Trump is finally bringing justice back to college campuses

Authored by nypost.com and submitted by optionhome

At last, some good campus news: The Trump administration is going to require colleges to allow cross-examination in sex-assault cases.

In draft Education Department rules that leaked in August, schools were merely given the option of giving the accused the right to cross-examine their accusers. Even that would be progress, since Obama-era rules essentially forbid that basic fairness — a lunacy that has led regular courts to repeatedly overrule the findings of campus tribunals when they lead to lawsuits.

Education Secretary Betsy DeVos’ team recognizes that accusers face a special burden in face-to-face hearings, so the two sides could sit in different rooms, with questions relayed by a neutral party and the defense barred from asking about the accuser’s sexual history and other inappropriate questions.

Basic rights for the accused are a keystone of justice, and it’s a sad fact that campus sex-assault claims can prove false — infamously so in such cases as the Duke lacrosse prosecutions, Rolling Stone’s retracted University of Virginia story and Columbia’s Mattress Girl.

The Education Department likely will publish the new rules this month, the Wall Street Journal reports, with a public comment period to follow before they go into effect.

The change can’t come soon enough.

j3utton on November 2nd, 2018 at 13:59 UTC »

How about representation for the accused?... or better yet... WHY THE FUCK ARE COLLEGES EVEN HANDLING THESE INVESTIGATIONS? If there is an accusation hand it over to the fucking police to have it handled properly.

mcbosco25 on November 2nd, 2018 at 12:23 UTC »

These kangaroo courts need to go in general. It's all fine and dandy that we're at least making them more "fair" versus the ridiculously biased procedure put in by the Obama administration. Anything like rape or sexual assault should be investigated by law enforcement, and handled in a real court of law.

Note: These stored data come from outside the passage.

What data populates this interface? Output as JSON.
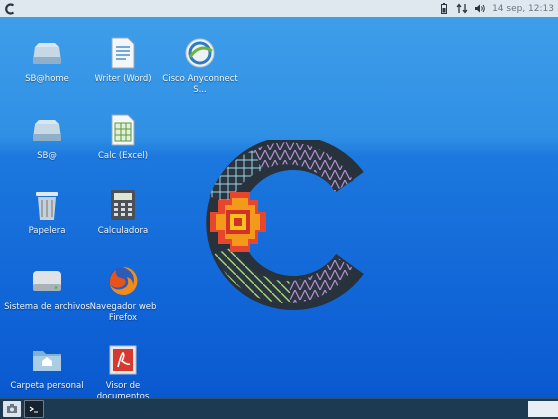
{
  "topbar": {
    "clock": "14 sep, 12:13",
    "icons": [
      "app-logo-icon",
      "battery-icon",
      "network-arrows-icon",
      "volume-icon"
    ]
  },
  "desktop": {
    "icons": [
      {
        "label": "SB@home",
        "icon": "drive-icon"
      },
      {
        "label": "Writer (Word)",
        "icon": "document-icon"
      },
      {
        "label": "Cisco Anyconnect S...",
        "icon": "cisco-anyconnect-icon"
      },
      {
        "label": "SB@",
        "icon": "drive-icon"
      },
      {
        "label": "Calc (Excel)",
        "icon": "spreadsheet-icon"
      },
      {
        "label": "Papelera",
        "icon": "trash-icon"
      },
      {
        "label": "Calculadora",
        "icon": "calculator-icon"
      },
      {
        "label": "Sistema de archivos",
        "icon": "hard-disk-icon"
      },
      {
        "label": "Navegador web Firefox",
        "icon": "firefox-icon"
      },
      {
        "label": "Carpeta personal",
        "icon": "home-folder-icon"
      },
      {
        "label": "Visor de documentos",
        "icon": "pdf-viewer-icon"
      }
    ]
  },
  "taskbar": {
    "items": [
      "show-desktop-icon",
      "terminal-icon"
    ]
  },
  "colors": {
    "desktop_top": "#3f9ee9",
    "desktop_bottom": "#0a58cf",
    "taskbar": "#1d3a53",
    "topbar": "#dfe7ef"
  }
}
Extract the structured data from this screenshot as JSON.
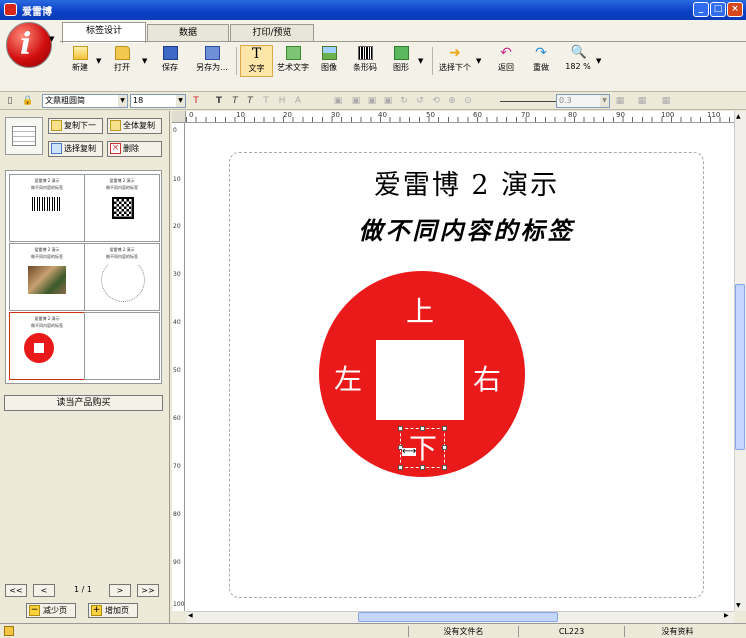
{
  "app": {
    "title": "爱雷博"
  },
  "window_controls": [
    "_",
    "□",
    "×"
  ],
  "tabs": [
    {
      "label": "标签设计",
      "active": true
    },
    {
      "label": "数据",
      "active": false
    },
    {
      "label": "打印/预览",
      "active": false
    }
  ],
  "ribbon_buttons": [
    {
      "label": "新建",
      "icon": "new-doc-icon"
    },
    {
      "label": "打开",
      "icon": "folder-open-icon"
    },
    {
      "label": "保存",
      "icon": "save-disk-icon"
    },
    {
      "label": "另存为...",
      "icon": "save-as-icon"
    },
    {
      "label": "文字",
      "icon": "text-T-icon"
    },
    {
      "label": "艺术文字",
      "icon": "art-text-icon"
    },
    {
      "label": "图像",
      "icon": "image-icon"
    },
    {
      "label": "条形码",
      "icon": "barcode-icon"
    },
    {
      "label": "图形",
      "icon": "shape-icon"
    },
    {
      "label": "选择下个",
      "icon": "select-next-arrow-icon"
    },
    {
      "label": "返回",
      "icon": "undo-icon"
    },
    {
      "label": "重做",
      "icon": "redo-icon"
    },
    {
      "label": "182 %",
      "icon": "zoom-icon"
    }
  ],
  "format_bar": {
    "font_name": "文鼎粗圆简",
    "font_size": "18",
    "line_width": "0.3"
  },
  "left_panel": {
    "buttons": [
      "复制下一",
      "全体复制",
      "选择复制",
      "删除"
    ],
    "thumbnails": [
      {
        "line1": "爱雷博 2 演示",
        "line2": "做不同内容的标签",
        "content": "barcode"
      },
      {
        "line1": "爱雷博 2 演示",
        "line2": "做不同内容的标签",
        "content": "qrcode"
      },
      {
        "line1": "爱雷博 2 演示",
        "line2": "做不同内容的标签",
        "content": "photo"
      },
      {
        "line1": "爱雷博 2 演示",
        "line2": "做不同内容的标签",
        "content": "arc-text"
      },
      {
        "line1": "爱雷博 2 演示",
        "line2": "做不同内容的标签",
        "content": "red-circle"
      },
      {
        "line1": "",
        "line2": "",
        "content": "empty"
      }
    ],
    "buy_button": "读当产品购买",
    "pager": {
      "first": "<<",
      "prev": "<",
      "indicator": "1 / 1",
      "next": ">",
      "last": ">>"
    },
    "remove_page": "减少页",
    "add_page": "增加页"
  },
  "ruler": {
    "h_ticks": [
      "0",
      "10",
      "20",
      "30",
      "40",
      "50",
      "60",
      "70",
      "80",
      "90",
      "100",
      "110"
    ],
    "v_ticks": [
      "0",
      "10",
      "20",
      "30",
      "40",
      "50",
      "60",
      "70",
      "80",
      "90",
      "100"
    ]
  },
  "label": {
    "title": "爱雷博 2 演示",
    "subtitle": "做不同内容的标签",
    "circle_color": "#ea1a1a",
    "top": "上",
    "left": "左",
    "right": "右",
    "bottom": "下"
  },
  "status": {
    "filename": "没有文件名",
    "printer": "CL223",
    "data": "没有资料"
  }
}
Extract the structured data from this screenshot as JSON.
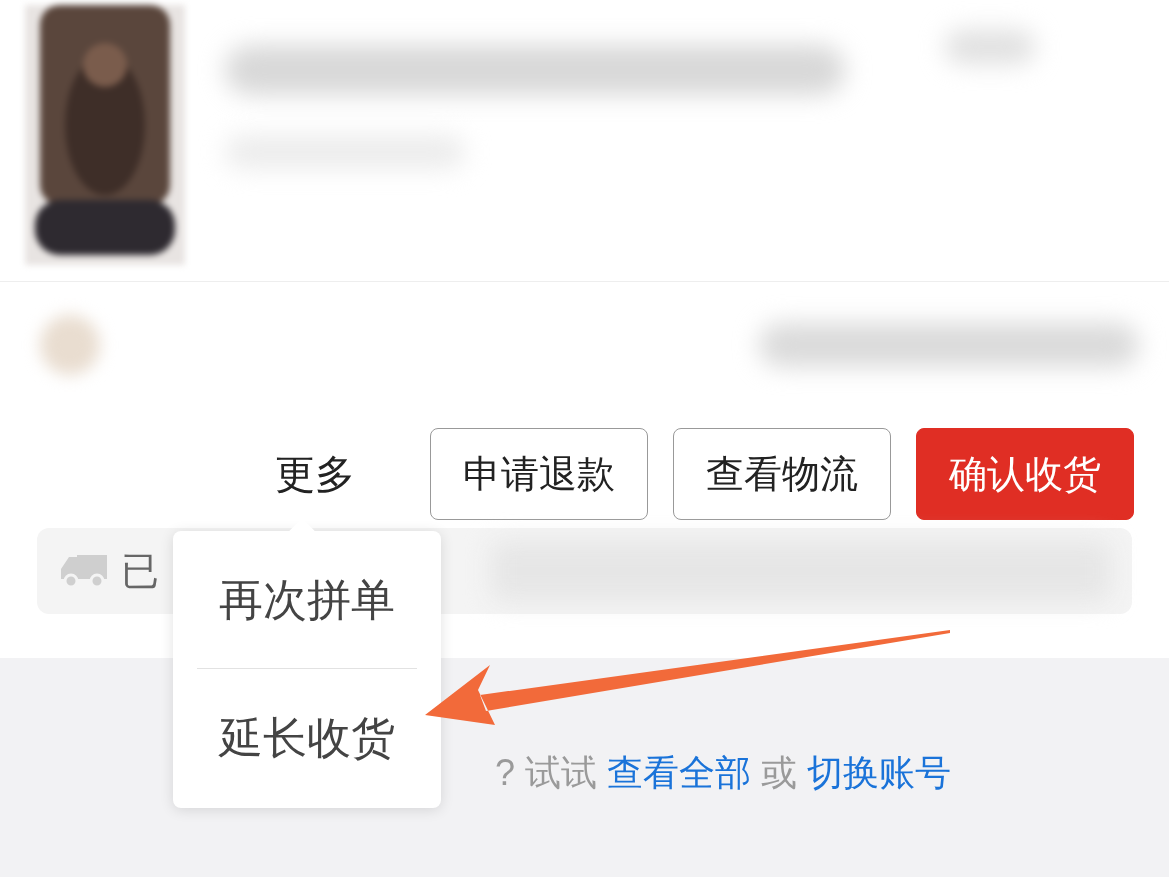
{
  "actions": {
    "more": "更多",
    "buttons": [
      {
        "label": "申请退款",
        "kind": "outline"
      },
      {
        "label": "查看物流",
        "kind": "outline"
      },
      {
        "label": "确认收货",
        "kind": "primary"
      }
    ]
  },
  "logistics": {
    "status": "已"
  },
  "empty_hint": [
    {
      "text": "? 试试",
      "kind": "plain"
    },
    {
      "text": "查看全部",
      "kind": "link"
    },
    {
      "text": "或",
      "kind": "plain"
    },
    {
      "text": "切换账号",
      "kind": "link"
    }
  ],
  "popup_menu": {
    "items": [
      "再次拼单",
      "延长收货"
    ]
  }
}
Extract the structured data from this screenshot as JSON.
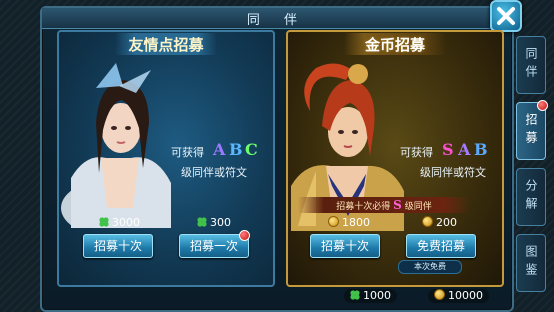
{
  "window": {
    "title": "同 伴"
  },
  "left_panel": {
    "title": "友情点招募",
    "get_prefix": "可获得",
    "grades": [
      "A",
      "B",
      "C"
    ],
    "grade_colors": [
      "#9a7bff",
      "#58b7ff",
      "#6bff6b"
    ],
    "sub_text": "级同伴或符文",
    "cost_ten": "3000",
    "cost_one": "300",
    "btn_ten": "招募十次",
    "btn_one": "招募一次",
    "currency_icon": "clover-icon"
  },
  "right_panel": {
    "title": "金币招募",
    "get_prefix": "可获得",
    "grades": [
      "S",
      "A",
      "B"
    ],
    "grade_colors": [
      "#ff4fd2",
      "#a67bff",
      "#5aa9ff"
    ],
    "sub_text": "级同伴或符文",
    "banner_prefix": "招募十次必得",
    "banner_grade": "S",
    "banner_suffix": "级同伴",
    "cost_ten": "1800",
    "cost_one": "200",
    "btn_ten": "招募十次",
    "btn_one": "免费招募",
    "free_tag": "本次免费",
    "currency_icon": "coin-icon"
  },
  "side_tabs": [
    {
      "label": "同伴",
      "active": false
    },
    {
      "label": "招募",
      "active": true
    },
    {
      "label": "分解",
      "active": false
    },
    {
      "label": "图鉴",
      "active": false
    }
  ],
  "bottom": {
    "friend_points": "1000",
    "gold": "10000"
  }
}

I understand that these were instituted for sexual harrassment or sex based discrimination, but they have expanded their jurisdiction FAR past anything resonable and they really need to be paired down or abolished in whole. I feel that the possibilty of the power overreach like we've seen in these courts are enough of a reason to get rid of them considering the constitutionality of a court set up almost entirely by the executive, controlled by the executive, and which lack any semblence of due process.

ngoni on November 2nd, 2018 at 11:50 UTC »

The only people qualified to investigate and adjudicate these cases are law enforcement and the judicial system respectively. Schools have no place attempting to be Columbo and Perry Mason.